Friday, December 11, 2009

Dubai stocks gain 7pc

Friday, December 11, 2009
DUBAI: Dubai’s stock market closed 7.0 per cent higher on Thursday, its biggest gain since the debt crisis exploded, and led by Emaar Properties after it called off a merger with state-owned entities.

The Dubai Financial Market index closed 107.4 points up at 1,640.76 points. Shares in Emaar, the Middle East’s largest property firm by market capitalisation, closed 14.84 per cent up, at 2.94 dirhams (80 US cents), after heavy trading and wide fluctuations. Like Emaar, several leading shares also surged close to the maximum daily gain of 15 per cent, including Dubai Islamic Bank, which rose by 14.53 per cent.

Total trade surged to 1.113 billion dirhams (305 million dollars), with 27 out of 28 traded companies posting gains. The market opened slightly higher, but plunged by more than four per cent within less than half an hour before rising to its highest close since November 25. It was then that Dubai requested a freeze on debt repayments by its largest and most indebted group, Dubai World, liable for 59 billion dollars.

The losses on Wednesday brought with them a cumulative decline of over 26 per cent since Dubai’s debt alert, erasing all the gains made this year. Thursday’s surge was only the second time the market has closed in green since then. Emaar said late on Wednesday it had decided to cancel merger plans with the heavily indebted property arm of government-owned Dubai Holding.

Talks had been ongoing to link Emaar and three Dubai Holding property units, Dubai Properties, Sama Dubai and Tatweer.

“With this news that the planned merger has been called off, a large degree of uncertainty and overhang from this potential merger has dissipated,” said regional investment bank EFG-Hermes in a statement.

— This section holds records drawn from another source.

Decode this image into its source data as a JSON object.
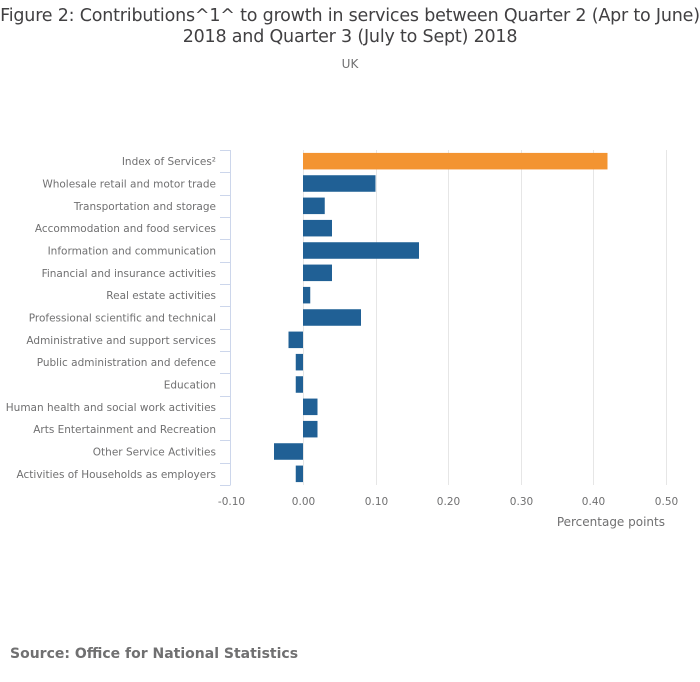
{
  "chart_data": {
    "type": "bar",
    "orientation": "horizontal",
    "title": "Figure 2: Contributions^1^ to growth in services between Quarter 2 (Apr to June) 2018 and Quarter 3 (July to Sept) 2018",
    "subtitle": "UK",
    "xlabel": "Percentage points",
    "ylabel": "",
    "xlim": [
      -0.1,
      0.5
    ],
    "xticks": [
      -0.1,
      0.0,
      0.1,
      0.2,
      0.3,
      0.4,
      0.5
    ],
    "xtick_labels": [
      "-0.10",
      "0.00",
      "0.10",
      "0.20",
      "0.30",
      "0.40",
      "0.50"
    ],
    "grid": true,
    "categories": [
      "Index of Services²",
      "Wholesale retail and motor trade",
      "Transportation and storage",
      "Accommodation and food services",
      "Information and communication",
      "Financial and insurance activities",
      "Real estate activities",
      "Professional scientific and technical",
      "Administrative and support services",
      "Public administration and defence",
      "Education",
      "Human health and social work activities",
      "Arts Entertainment and Recreation",
      "Other Service Activities",
      "Activities of Households as employers"
    ],
    "values": [
      0.42,
      0.1,
      0.03,
      0.04,
      0.16,
      0.04,
      0.01,
      0.08,
      -0.02,
      -0.01,
      -0.01,
      0.02,
      0.02,
      -0.04,
      -0.01
    ],
    "highlight_index": 0,
    "colors": {
      "highlight": "#f39431",
      "default": "#206095",
      "grid": "#e6e6e6",
      "axis": "#ccd6eb"
    }
  },
  "source": "Source: Office for National Statistics"
}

It said that cancelling the merger talks shows that a “distinction is being made between ‘good’ and ‘bad’ assets, as well as ‘corporate’ and ‘sovereign’ assets.”

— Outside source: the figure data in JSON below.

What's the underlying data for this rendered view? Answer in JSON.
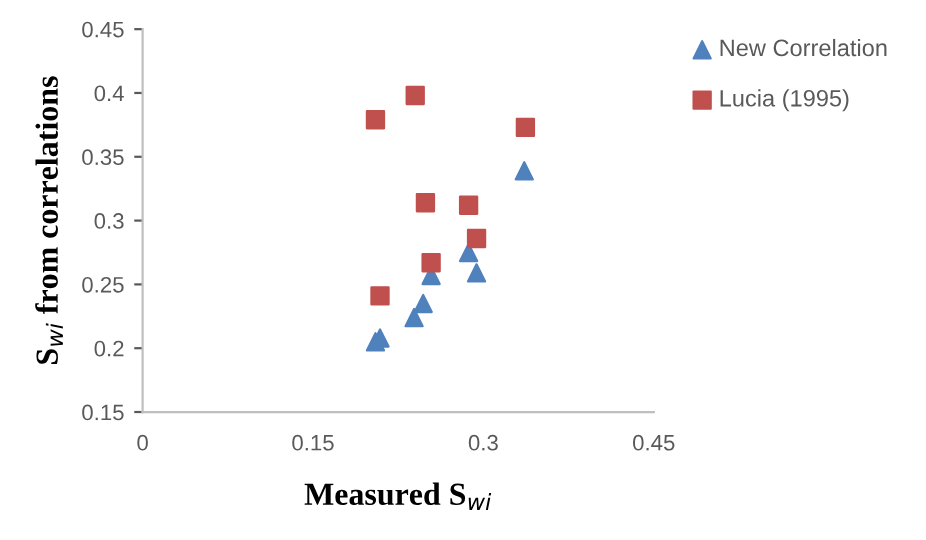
{
  "chart_data": {
    "type": "scatter",
    "xlabel": "Measured S$_{wi}$",
    "ylabel": "S$_{wi}$ from correlations",
    "xlim": [
      0,
      0.45
    ],
    "xticks": [
      0,
      0.15,
      0.3,
      0.45
    ],
    "ylim": [
      0.15,
      0.45
    ],
    "yticks": [
      0.15,
      0.2,
      0.25,
      0.3,
      0.35,
      0.4,
      0.45
    ],
    "grid": false,
    "legend": "top right",
    "series": [
      {
        "name": "New Correlation",
        "color": "#4f81bd",
        "marker": "triangle",
        "x": [
          0.205,
          0.209,
          0.239,
          0.247,
          0.254,
          0.287,
          0.294,
          0.336
        ],
        "values": [
          0.205,
          0.208,
          0.224,
          0.235,
          0.257,
          0.275,
          0.259,
          0.339
        ]
      },
      {
        "name": "Lucia (1995)",
        "color": "#c0504d",
        "marker": "square",
        "x": [
          0.205,
          0.24,
          0.337,
          0.249,
          0.287,
          0.294,
          0.254,
          0.209
        ],
        "values": [
          0.379,
          0.398,
          0.373,
          0.314,
          0.312,
          0.286,
          0.267,
          0.241
        ]
      }
    ]
  }
}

Meanwhile, the government utilities firm Dubai Electricity and Water Authority denied reports that its long-term debt might be redeemed early due to Dubai World’s debt problems.

“The news ... has nothing to do with the truth. We don’t have any possibility of lenders asking for early payments nor are we planning to delay anything,” Emirates Business daily quoted top company official Abdullah al-Hajri as saying. The Financial Times had reported on Wednesday that the firm’s 2.0-billion-dollar securitisation programme, originally maturing in 2036, “may have to be redeemed in full on December 14, the day Dubai World’s property developer, Nakheel, is due to redeem” its 3.5-billion-dollar sukuk bond.

In other Gulf markets, Abu Dhabi recovered 1.43 per cent to 2,502.24 points at closing after it was down 1.33 per cent in early trading. Construction and real estate led the early drop by 3.06 per cent and 2.94 per cent respectively. Construction reduced its losses to just 0.10 per cent by the end of trading, while real estate recovered 3.6 per cent.

In Qatar, the stock market recovered on Thursday, closing 1.19 per cent up after dropping 1.99 per cent on Wednesday. The Kuwait Stock Exchange closed 0.21 per cent up after it was down 0.1 per cent around midday. The Saudi bourse, the Gulf’s largest, was shut for the weekend.